Intelsat has divulged further details about it planned nextgen “unified global 5G” network strategy, saying it intends to operate roughly a dozen software-defined satellites to support a multi-orbit, multi-layer, multi-band network which will be integrated with terrestrial technologies and — specific to aero — will ensure an “everything-connected” airline passenger experience.
Intelsat presently operates a fleet of over 50 satellites in geosynchronous orbit. Early this year, the US company tapped Airbus to build its first two software-defined satellites operating in multiple frequency bands.
“There are two software-defined satellites in production today (IS-42 and IS-43) with plans to add ten initially,” revealed Intelsat in a statement provided to Runway Girl Network which put more meat on the bones of its previous comments.
The satellites rely on dynamic and predictive design to concentrate and allocate bandwidth to where it’s needed most. “The combination of these advanced satellites and global unified network will improve performance and efficiency faster than ever, enabling passengers to enjoy more inflight experiences than ever before,” said Intelsat.
Intelsat refers to the forthcoming new network as the “Intelsat Unified Network”. It will feature a 5G compatible core that will deliver frictionless roaming “from point A to point wherever, however you get there”.
Explained the firm:
This global ecosystem of integrated space and terrestrial technologies, networks, providers, and solutions and services will enable seamless, easy-to-deploy, end-to-end performance with the scale necessary to economically serve people, businesses, and communities wherever they are on the go.

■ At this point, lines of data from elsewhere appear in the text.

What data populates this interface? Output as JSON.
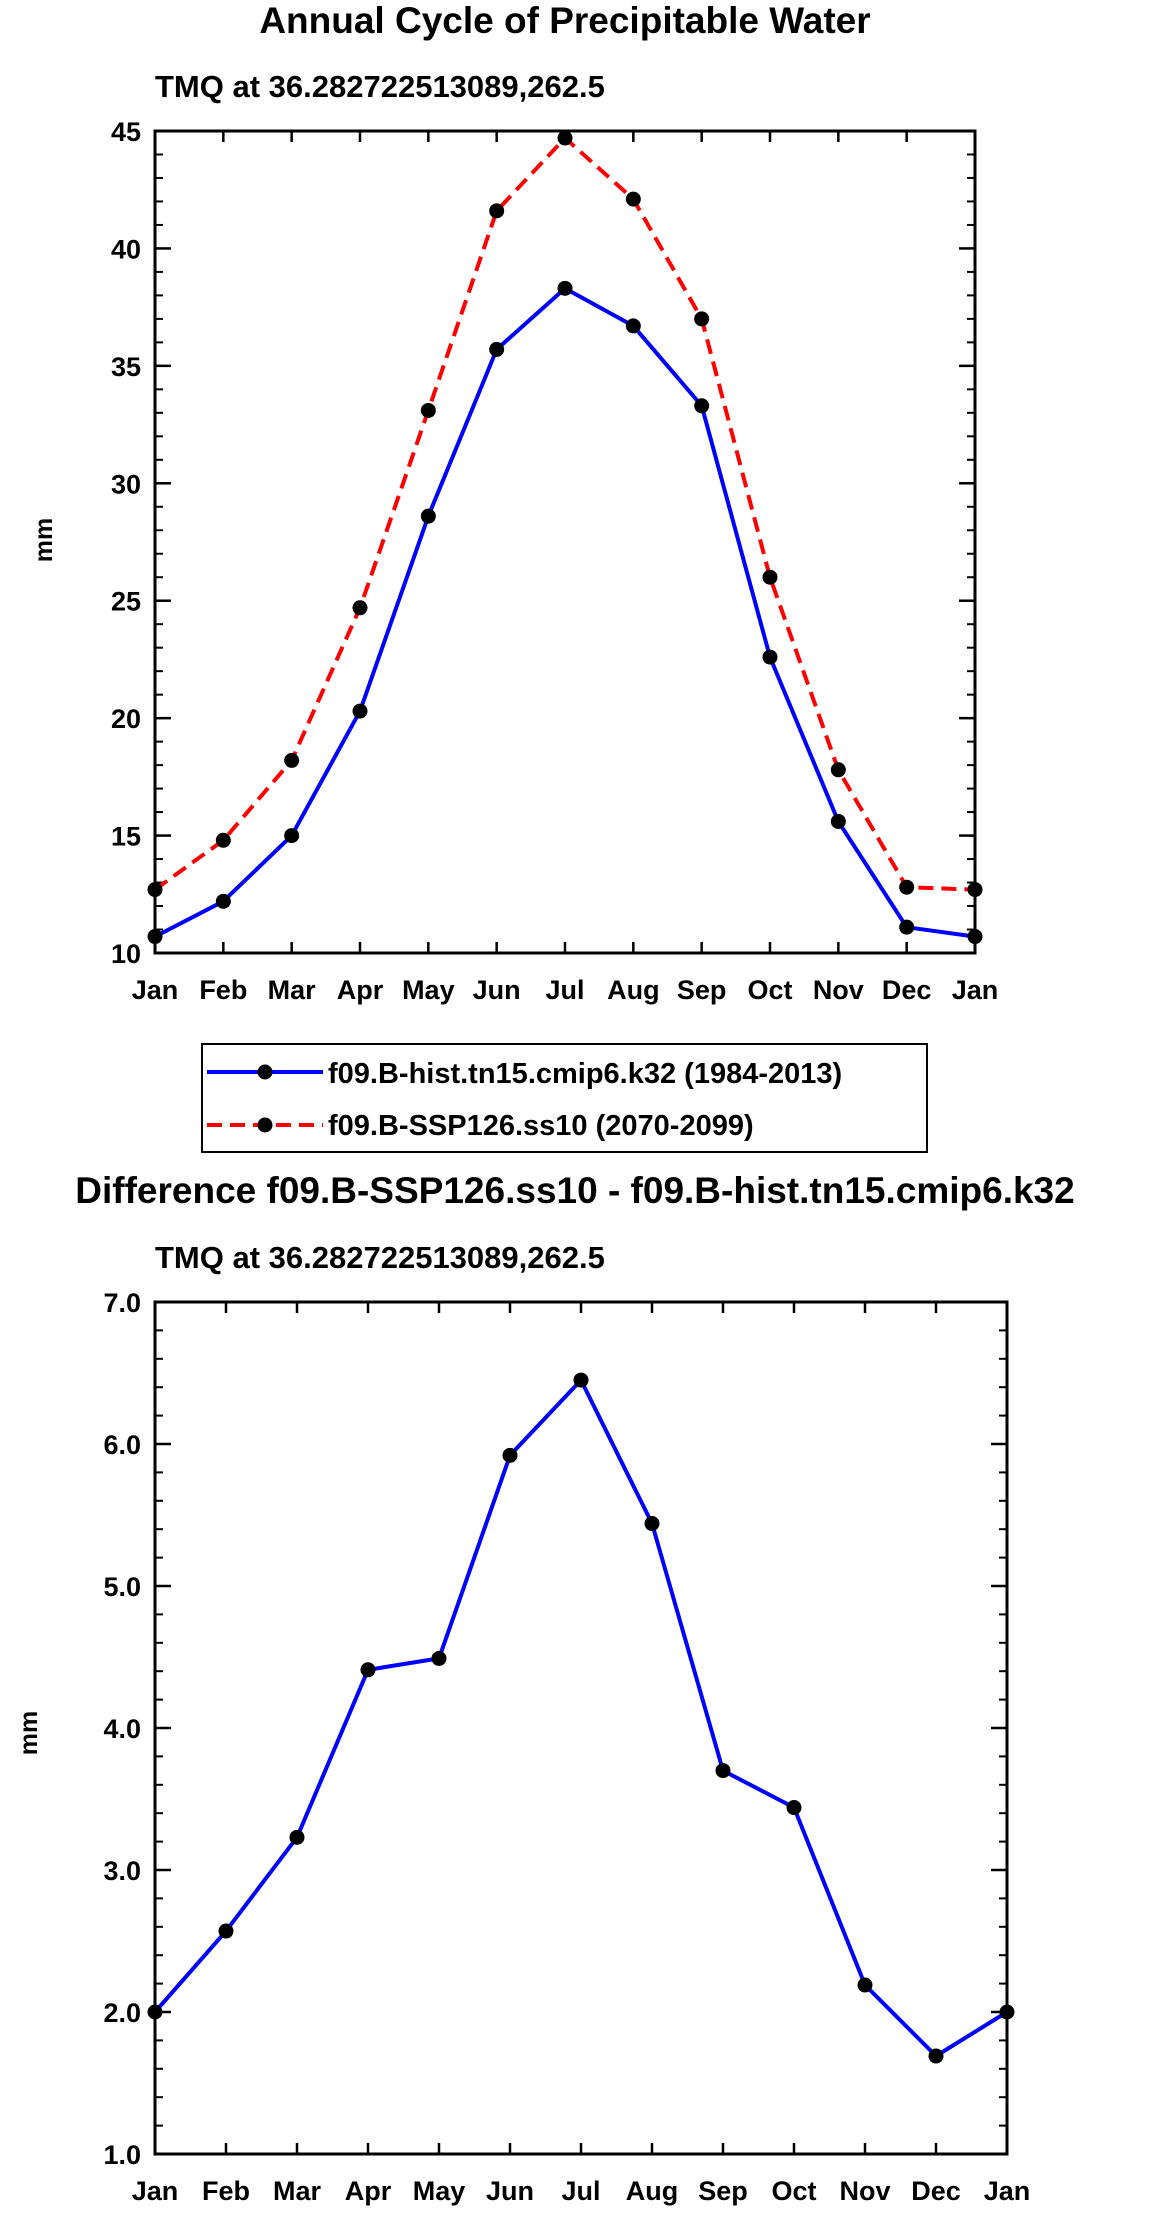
{
  "colors": {
    "hist": "#0000ff",
    "ssp": "#ff0000",
    "marker": "#000000",
    "axis": "#000000"
  },
  "chart_data": [
    {
      "type": "line",
      "title": "Annual Cycle of Precipitable Water",
      "subtitle": "TMQ at 36.282722513089,262.5",
      "xlabel": "",
      "ylabel": "mm",
      "categories": [
        "Jan",
        "Feb",
        "Mar",
        "Apr",
        "May",
        "Jun",
        "Jul",
        "Aug",
        "Sep",
        "Oct",
        "Nov",
        "Dec",
        "Jan"
      ],
      "ylim": [
        10,
        45
      ],
      "yticks": [
        10,
        15,
        20,
        25,
        30,
        35,
        40,
        45
      ],
      "ytick_labels": [
        "10",
        "15",
        "20",
        "25",
        "30",
        "35",
        "40",
        "45"
      ],
      "yminor_step": 1,
      "series": [
        {
          "name": "f09.B-hist.tn15.cmip6.k32 (1984-2013)",
          "color": "#0000ff",
          "dashed": false,
          "values": [
            10.7,
            12.2,
            15.0,
            20.3,
            28.6,
            35.7,
            38.3,
            36.7,
            33.3,
            22.6,
            15.6,
            11.1,
            10.7
          ]
        },
        {
          "name": "f09.B-SSP126.ss10 (2070-2099)",
          "color": "#ff0000",
          "dashed": true,
          "values": [
            12.7,
            14.8,
            18.2,
            24.7,
            33.1,
            41.6,
            44.7,
            42.1,
            37.0,
            26.0,
            17.8,
            12.8,
            12.7
          ]
        }
      ],
      "legend": {
        "placement": "below"
      }
    },
    {
      "type": "line",
      "title": "Difference f09.B-SSP126.ss10 - f09.B-hist.tn15.cmip6.k32",
      "subtitle": "TMQ at 36.282722513089,262.5",
      "xlabel": "",
      "ylabel": "mm",
      "categories": [
        "Jan",
        "Feb",
        "Mar",
        "Apr",
        "May",
        "Jun",
        "Jul",
        "Aug",
        "Sep",
        "Oct",
        "Nov",
        "Dec",
        "Jan"
      ],
      "ylim": [
        1.0,
        7.0
      ],
      "yticks": [
        1.0,
        2.0,
        3.0,
        4.0,
        5.0,
        6.0,
        7.0
      ],
      "ytick_labels": [
        "1.0",
        "2.0",
        "3.0",
        "4.0",
        "5.0",
        "6.0",
        "7.0"
      ],
      "yminor_step": 0.2,
      "series": [
        {
          "name": "Difference",
          "color": "#0000ff",
          "dashed": false,
          "values": [
            2.0,
            2.57,
            3.23,
            4.41,
            4.49,
            5.92,
            6.45,
            5.44,
            3.7,
            3.44,
            2.19,
            1.69,
            2.0
          ]
        }
      ]
    }
  ]
}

A global unified 5G software-defined network driven by business rules and optimization algorithms will more efficiently allocate capacity and bandwidth based on demand.
This will deliver a flying experience that keeps customers focused on travel versus technology through seamless device roaming — allowing the passenger to easily move from the ground to aircraft A, to airport, then aircraft B, with an automatic connection every step of the journey. And it will result in improved economics for the airlines, matching bandwidth more closely with demand.
Intelsat’s website has some initial messaging about its broader strategy.
Pertinent to airlines, however, the firm told Runway Girl Network that the Intelsat Unified Network will offer a more efficient, more profitable way of operating.
“Unifying multiple orbits and bands of today’s satellite and terrestrial networks in a single, software-defined 5G Unified Network will deliver ubiquitous coverage for passengers and crews,” it added.
Describing its vision for the future of inflight connectivity and indeed the role of IoT, Intelsat said: “Our vision for the future is the ‘Everything-Connected’ passenger experience.
As Intelsat improves the economics of airborne connectivity, even more passengers will be connected from start to finish on more devices than ever. We imagine a fully curated cabin experience with customized options to enhance the passenger experience.”
Here are a few futuristic scenarios:
- Predictive catering and personalized recommendations provide passengers with the refreshments they expect
- Passengers can efficiently enjoy their time onboard with an expanse of digital and physical buy-on-board opportunities (concierge enablement)
- Forward-looking, integrated trip details including transit, car rental, hotel reservations and vacation packages giving passengers more spontaneity and peace of mind
Intelsat’s 2Ku satcom antenna, which incidentally is being linefit installed on Air France’s new A220-300s, is “uniquely forward compatible” with SDS/SDN and LEO/MEO NGSO constellations, noted the firm.
This more fully-formed nextgen network strategy from Intelsat comes as rival Inmarsat is also orchestrating a plan for a communications network of the future. The multi-orbit network will bring together Inmarsat’s existing near global GEO satellites with terrestrial 5G and what is envisaged as being a small constellation of LEO satellites, as part of an integrated, high-performance solution called Orchestra.